Plus also she commits double redundancy: she draws a picture AND says a thousand words. The feature articles of the magazine don’t use up that much text, which she prints in little tiny writing. What is smaller than Elite type? Why it’s Super-Elite—AKA Roz Chast! My brain sees that and my eyes automatically say, “Pass.” There are plenty of other good cartoonists in THE NEW YORKER, artists who can convey a simple point with humor and I don’t have to work and squint to understand. Furthermore, I don’t think Roz’s cartoons are funny. They’re certainly not worth squinting that hard over.

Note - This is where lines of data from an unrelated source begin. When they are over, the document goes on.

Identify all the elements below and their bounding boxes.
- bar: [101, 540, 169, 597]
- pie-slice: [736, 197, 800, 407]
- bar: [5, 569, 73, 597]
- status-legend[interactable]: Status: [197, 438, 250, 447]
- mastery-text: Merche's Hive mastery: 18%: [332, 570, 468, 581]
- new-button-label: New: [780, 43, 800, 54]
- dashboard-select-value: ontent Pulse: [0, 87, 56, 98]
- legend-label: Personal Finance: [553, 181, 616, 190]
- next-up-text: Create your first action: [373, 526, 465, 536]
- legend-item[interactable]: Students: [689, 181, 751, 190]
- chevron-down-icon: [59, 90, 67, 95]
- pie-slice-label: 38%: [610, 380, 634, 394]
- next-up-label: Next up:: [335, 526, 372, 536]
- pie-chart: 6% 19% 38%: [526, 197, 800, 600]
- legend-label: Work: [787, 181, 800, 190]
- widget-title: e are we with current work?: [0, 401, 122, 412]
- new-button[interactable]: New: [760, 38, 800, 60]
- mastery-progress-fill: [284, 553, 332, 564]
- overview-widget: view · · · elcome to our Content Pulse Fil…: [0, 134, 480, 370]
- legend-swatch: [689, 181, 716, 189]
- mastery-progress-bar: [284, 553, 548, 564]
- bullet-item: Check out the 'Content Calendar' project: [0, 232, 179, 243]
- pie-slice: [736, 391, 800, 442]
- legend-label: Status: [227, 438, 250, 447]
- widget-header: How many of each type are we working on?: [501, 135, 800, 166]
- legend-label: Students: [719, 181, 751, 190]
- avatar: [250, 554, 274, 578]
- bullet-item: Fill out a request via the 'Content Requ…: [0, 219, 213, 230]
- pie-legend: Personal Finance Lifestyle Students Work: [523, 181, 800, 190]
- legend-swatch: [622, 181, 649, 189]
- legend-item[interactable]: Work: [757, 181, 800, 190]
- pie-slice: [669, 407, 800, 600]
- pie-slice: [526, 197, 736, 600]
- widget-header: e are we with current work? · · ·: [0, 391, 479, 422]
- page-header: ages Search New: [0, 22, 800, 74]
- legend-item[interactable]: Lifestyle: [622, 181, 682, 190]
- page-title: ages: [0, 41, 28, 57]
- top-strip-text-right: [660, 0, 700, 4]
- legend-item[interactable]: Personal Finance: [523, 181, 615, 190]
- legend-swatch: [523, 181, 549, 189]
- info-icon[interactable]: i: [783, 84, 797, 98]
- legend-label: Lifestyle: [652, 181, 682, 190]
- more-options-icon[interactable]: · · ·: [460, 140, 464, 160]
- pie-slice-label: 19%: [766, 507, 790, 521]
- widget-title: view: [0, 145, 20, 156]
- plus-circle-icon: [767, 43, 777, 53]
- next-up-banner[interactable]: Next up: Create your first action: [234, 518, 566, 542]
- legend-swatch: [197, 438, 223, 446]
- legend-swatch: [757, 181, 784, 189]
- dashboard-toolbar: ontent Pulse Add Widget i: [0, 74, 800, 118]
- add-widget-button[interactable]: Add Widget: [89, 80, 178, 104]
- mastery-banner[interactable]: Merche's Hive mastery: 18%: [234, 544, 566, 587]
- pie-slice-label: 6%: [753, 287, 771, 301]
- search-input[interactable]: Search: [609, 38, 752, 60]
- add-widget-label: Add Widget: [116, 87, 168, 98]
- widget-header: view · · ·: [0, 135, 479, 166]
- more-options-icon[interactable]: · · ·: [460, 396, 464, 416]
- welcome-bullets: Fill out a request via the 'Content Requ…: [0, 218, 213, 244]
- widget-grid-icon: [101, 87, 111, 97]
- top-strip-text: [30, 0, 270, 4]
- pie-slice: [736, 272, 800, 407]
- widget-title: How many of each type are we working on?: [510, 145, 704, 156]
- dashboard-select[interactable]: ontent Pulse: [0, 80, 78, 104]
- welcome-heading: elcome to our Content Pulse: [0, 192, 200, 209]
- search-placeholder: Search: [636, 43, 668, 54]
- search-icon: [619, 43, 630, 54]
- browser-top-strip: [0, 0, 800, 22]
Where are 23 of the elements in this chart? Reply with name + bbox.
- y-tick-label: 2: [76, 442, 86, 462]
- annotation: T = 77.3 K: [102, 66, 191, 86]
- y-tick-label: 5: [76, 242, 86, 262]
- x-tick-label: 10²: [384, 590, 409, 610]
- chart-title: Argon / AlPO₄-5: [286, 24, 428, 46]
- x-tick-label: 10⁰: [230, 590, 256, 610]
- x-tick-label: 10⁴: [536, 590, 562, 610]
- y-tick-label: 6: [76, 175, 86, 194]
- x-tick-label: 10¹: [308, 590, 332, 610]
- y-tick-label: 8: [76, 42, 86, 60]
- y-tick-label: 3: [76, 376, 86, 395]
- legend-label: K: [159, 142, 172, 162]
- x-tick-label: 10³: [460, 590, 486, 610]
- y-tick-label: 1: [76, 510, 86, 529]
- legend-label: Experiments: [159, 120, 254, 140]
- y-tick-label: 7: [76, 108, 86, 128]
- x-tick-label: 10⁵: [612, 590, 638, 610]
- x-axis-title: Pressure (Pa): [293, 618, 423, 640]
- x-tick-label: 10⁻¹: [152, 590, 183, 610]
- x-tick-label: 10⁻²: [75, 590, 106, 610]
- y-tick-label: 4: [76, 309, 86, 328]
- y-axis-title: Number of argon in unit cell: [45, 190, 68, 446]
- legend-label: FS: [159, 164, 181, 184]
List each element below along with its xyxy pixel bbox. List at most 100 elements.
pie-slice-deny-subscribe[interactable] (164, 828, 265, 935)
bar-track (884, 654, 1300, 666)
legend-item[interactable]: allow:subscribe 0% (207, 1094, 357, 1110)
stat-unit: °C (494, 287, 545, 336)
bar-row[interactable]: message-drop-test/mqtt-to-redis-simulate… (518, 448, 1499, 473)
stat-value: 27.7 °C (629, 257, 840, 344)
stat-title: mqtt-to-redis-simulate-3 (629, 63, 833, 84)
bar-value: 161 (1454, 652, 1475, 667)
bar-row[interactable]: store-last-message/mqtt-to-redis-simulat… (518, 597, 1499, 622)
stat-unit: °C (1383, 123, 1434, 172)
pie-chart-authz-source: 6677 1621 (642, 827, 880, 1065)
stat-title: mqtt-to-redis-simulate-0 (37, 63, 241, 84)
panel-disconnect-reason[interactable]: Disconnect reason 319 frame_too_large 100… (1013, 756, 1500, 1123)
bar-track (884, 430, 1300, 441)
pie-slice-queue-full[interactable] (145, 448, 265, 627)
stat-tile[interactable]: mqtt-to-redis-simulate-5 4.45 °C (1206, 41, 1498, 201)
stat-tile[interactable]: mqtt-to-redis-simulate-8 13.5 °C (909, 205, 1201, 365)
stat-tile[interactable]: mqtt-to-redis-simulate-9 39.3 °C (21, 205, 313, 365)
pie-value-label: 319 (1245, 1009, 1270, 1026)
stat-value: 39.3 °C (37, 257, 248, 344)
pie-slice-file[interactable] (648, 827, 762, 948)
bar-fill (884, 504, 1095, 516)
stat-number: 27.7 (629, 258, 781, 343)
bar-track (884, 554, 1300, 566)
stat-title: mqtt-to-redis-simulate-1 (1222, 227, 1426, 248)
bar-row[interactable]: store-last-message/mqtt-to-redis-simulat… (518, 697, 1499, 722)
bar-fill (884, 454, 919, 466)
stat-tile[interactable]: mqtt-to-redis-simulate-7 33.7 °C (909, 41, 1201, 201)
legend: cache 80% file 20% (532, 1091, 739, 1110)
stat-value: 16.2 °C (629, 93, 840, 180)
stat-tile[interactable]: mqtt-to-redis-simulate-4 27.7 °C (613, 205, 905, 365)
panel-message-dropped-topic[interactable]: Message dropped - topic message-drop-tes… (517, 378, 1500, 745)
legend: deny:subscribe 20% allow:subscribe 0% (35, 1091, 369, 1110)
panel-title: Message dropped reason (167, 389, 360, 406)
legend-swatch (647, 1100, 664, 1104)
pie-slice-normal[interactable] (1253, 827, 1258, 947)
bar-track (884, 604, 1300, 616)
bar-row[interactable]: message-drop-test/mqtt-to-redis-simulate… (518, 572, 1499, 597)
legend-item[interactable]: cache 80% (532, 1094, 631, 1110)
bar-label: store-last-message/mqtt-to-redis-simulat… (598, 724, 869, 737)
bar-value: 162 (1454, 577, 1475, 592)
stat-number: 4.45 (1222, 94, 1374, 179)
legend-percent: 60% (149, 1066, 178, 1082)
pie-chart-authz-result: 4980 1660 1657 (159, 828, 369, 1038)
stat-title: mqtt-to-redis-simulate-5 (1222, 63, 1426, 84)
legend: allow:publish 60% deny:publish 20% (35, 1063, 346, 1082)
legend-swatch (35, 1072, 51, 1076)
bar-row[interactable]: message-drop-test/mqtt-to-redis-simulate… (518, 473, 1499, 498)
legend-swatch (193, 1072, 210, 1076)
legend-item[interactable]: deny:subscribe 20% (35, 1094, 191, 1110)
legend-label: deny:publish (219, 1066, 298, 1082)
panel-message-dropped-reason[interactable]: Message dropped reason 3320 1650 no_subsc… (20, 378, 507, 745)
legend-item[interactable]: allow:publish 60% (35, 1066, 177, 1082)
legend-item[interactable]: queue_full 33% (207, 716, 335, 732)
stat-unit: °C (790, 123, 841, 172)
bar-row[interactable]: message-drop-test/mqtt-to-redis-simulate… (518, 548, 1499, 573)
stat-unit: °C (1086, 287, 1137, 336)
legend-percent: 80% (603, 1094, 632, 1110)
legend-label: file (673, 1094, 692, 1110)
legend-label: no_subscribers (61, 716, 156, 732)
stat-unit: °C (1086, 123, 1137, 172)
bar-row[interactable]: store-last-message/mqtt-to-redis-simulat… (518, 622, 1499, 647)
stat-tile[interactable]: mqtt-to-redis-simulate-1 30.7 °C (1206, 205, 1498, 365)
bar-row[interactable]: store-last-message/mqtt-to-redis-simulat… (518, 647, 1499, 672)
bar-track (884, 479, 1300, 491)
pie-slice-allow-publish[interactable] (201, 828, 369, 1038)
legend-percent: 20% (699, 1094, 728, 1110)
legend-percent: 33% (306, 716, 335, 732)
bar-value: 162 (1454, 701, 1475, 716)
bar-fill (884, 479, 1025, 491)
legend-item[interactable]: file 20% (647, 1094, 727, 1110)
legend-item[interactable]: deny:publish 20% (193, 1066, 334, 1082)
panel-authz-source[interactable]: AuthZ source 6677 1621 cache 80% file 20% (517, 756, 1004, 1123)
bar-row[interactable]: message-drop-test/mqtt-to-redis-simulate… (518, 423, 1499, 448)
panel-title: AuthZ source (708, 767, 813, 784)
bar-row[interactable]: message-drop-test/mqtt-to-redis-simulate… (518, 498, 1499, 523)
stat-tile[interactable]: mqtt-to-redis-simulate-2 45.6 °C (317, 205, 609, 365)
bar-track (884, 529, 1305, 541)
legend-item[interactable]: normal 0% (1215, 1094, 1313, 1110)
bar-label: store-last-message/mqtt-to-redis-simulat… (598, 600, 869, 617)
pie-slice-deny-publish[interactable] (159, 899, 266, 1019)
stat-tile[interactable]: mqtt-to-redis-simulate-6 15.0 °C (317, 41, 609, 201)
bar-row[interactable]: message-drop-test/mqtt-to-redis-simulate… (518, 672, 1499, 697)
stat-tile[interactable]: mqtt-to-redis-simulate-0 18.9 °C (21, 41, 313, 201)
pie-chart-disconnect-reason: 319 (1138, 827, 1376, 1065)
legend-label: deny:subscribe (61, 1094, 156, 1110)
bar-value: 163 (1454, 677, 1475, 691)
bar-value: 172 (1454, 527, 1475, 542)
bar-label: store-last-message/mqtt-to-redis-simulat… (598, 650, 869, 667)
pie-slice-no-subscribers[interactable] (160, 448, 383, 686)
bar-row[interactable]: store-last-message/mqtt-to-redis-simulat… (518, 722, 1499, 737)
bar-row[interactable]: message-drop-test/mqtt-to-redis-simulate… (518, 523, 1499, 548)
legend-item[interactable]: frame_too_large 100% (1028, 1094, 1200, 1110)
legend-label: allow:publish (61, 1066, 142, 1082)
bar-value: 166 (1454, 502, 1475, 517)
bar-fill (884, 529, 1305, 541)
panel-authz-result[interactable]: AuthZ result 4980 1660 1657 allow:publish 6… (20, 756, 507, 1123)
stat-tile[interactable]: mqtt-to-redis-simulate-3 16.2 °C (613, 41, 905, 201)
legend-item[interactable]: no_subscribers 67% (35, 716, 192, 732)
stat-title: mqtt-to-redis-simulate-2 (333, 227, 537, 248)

And now she’s illustrated a children’s book for Steve Martin (THE ALPHABET FROM A TO Y WITH BONUS LETTER Z!). Yippee. Okay, so I admit it, it’s the only Steve Martin book I’ve read. For children’s level, it’s a decent book, mostly; although any time you single out the planet Uranus to the exclusion of the other planets, the material becomes suspect. Still, he manages to get on a page words and combinations of words that appeal to the under-four-foot set. Roz’s accompanying illustrations are typical of what you see in the NEW YORKER. They are too busy, too complicated, too esoteric. Even Steve Martin, in a recent interview on National Public Radio, mis-identified a figure she had drawn and she had to correct him on the air. HE didn’t understand her illustration either.
Ouch.
Her only noteworthy accomplishment in Martin’s book is on the front and back inside covers. The book is about the alphabet, and groups words starting with the same letter. However, the inside covers depict alphabetic letters omitted in the English language, and thus left out of the book. Letters with umlauts and conjoined consonants and other symbols that I can’t find on my keyboard. These foreign letters stand around and make comments about not being in the book. It’s fun and clever, and, after all, it’s on the inside covers, so you won’t really miss anything if you skip them. Except they’re the best cartooning I’ve seen from Roz Chast.
Dear Roz, I don’t care for your style. I wanted to say that before we meet so that I’m not forced into being fakely complimentary, and so you know that I have paid attention to your work, which is the best compliment anyone can pay.